PCB Layout

Celeritous has over 40 years of experience in PCB design and layout. Starting literally with pen and ink in the 1970's then moving to black crepe tape and later red/blue tape layouts on vellum in the 80's and since then using a variety of CAD/CAM  software including over the years:

  • Tango PCB
  • Protel 99 SE
  • Altium
  • Design Spark
  • Eagle
  • Pulsonix
  • Orcad
  • KiCAD

We have designed boards with up to 8 layers with BGA's, 0201 components, matched DDS3 tracee lengths and 4/4mil space / trace rules. All power. RF, switching supply and analog routing is done by hand with some use of autorouting on non-critical digital lines. We have a lot of experience in high current, high voltage and RF layout requiring low impedance, low inductonce layouts with proper stitching and isolation cuts where necessary. We have also done a number of layouts on aluminum substrates for high power LED applications. .

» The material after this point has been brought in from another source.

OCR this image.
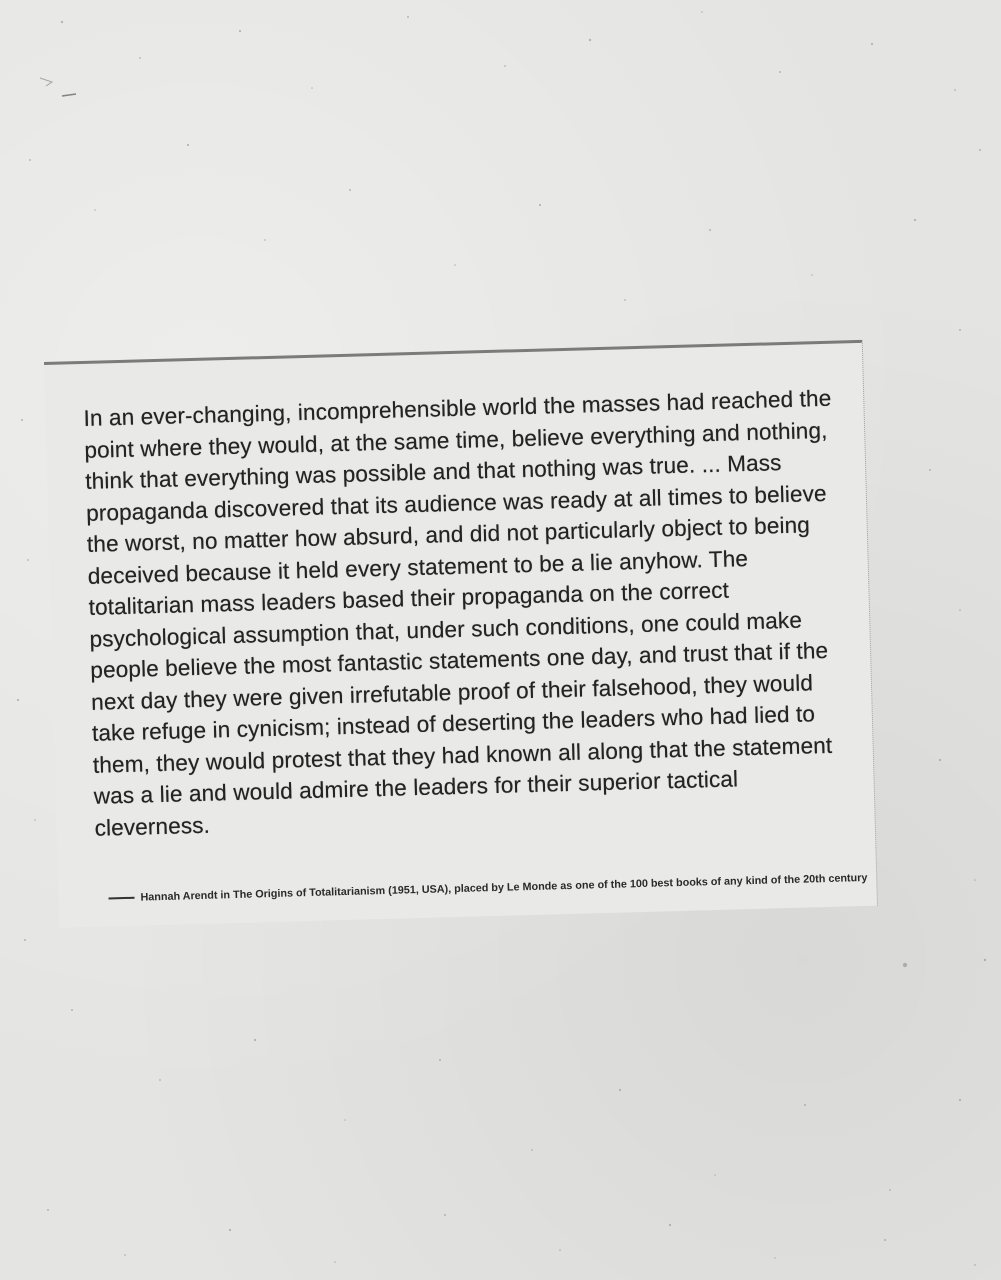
In an ever-changing, incomprehensible world the masses had reached the point where they would, at the same time, believe everything and nothing, think that everything was possible and that nothing was true. ... Mass propaganda discovered that its audience was ready at all times to believe the worst, no matter how absurd, and did not particularly object to being deceived because it held every statement to be a lie anyhow. The totalitarian mass leaders based their propaganda on the correct psychological assumption that, under such conditions, one could make people believe the most fantastic statements one day, and trust that if the next day they were given irrefutable proof of their falsehood, they would take refuge in cynicism; instead of deserting the leaders who had lied to them, they would protest that they had known all along that the statement was a lie and would admire the leaders for their superior tactical cleverness.

Hannah Arendt in The Origins of Totalitarianism (1951, USA), placed by Le Monde as one of the 100 best books of any kind of the 20th century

Our current tool of choice is KiCAD since it is open source, now supported by CERN and has no real limitations like other "free" programs and does not exist only in the cloud.  It allows us to provide many of our old and new designs as open source projects and provides for easier interchange with customers.

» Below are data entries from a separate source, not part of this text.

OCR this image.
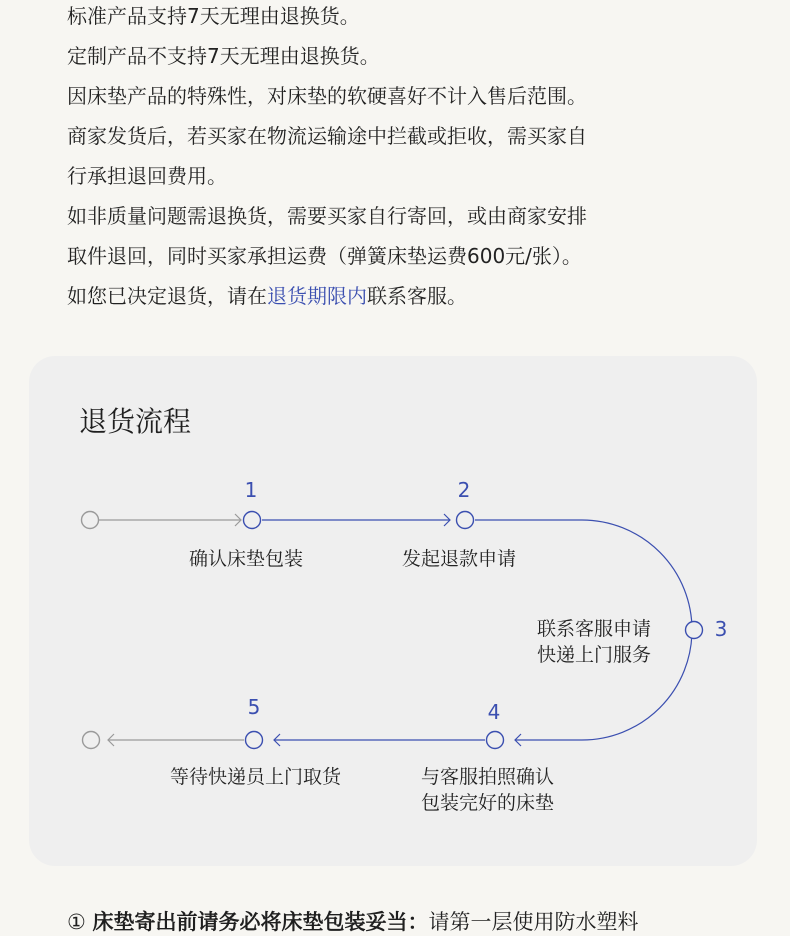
标准产品支持7天无理由退换货。

定制产品不支持7天无理由退换货。

因床垫产品的特殊性，对床垫的软硬喜好不计入售后范围。

商家发货后，若买家在物流运输途中拦截或拒收，需买家自

行承担退回费用。

如非质量问题需退换货，需要买家自行寄回，或由商家安排

取件退回，同时买家承担运费（弹簧床垫运费600元/张）。

如您已决定退货，请在退货期限内联系客服。

退货流程
1
确认床垫包装
2
发起退款申请
3
联系客服申请
快递上门服务
4
与客服拍照确认
包装完好的床垫
5
等待快递员上门取货
① 床垫寄出前请务必将床垫包装妥当：请第一层使用防水塑料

While I have used Eagle in the past, I feel it has the world's worst user interface and now that it has been assimilated by Autodesk I expect it will receive a lot of cloud based strings and licensing but no real improvements in performance and features.

I refuse to use Altium products anymore due to their shabby treatment of their Australian employees when they up and decided to move lock stock and barrel to Shanghai and how shabbily they treated their founder Nick Martin in a board coup to wrest control of the company away from him. A fish rots from the head and as far as I'm concerns Altium is about as smelly as one can get.

We continue to hold a license for Pulsonix for archival purposes and have used Designspark, written by the same company, extensively. Unfortunatley there is no data exchange between the two packages which made it impossible to port our Pulsonix designs to an open source platform.

While KiCad still has some issues, since being supported by CERN as a part of their open source initiative it has greatly improved and a long wish ist of features is slowly being whittled away.

We maintain our own set of custom KiCad component libraries and footprints which are publicly available on Github  and free to use.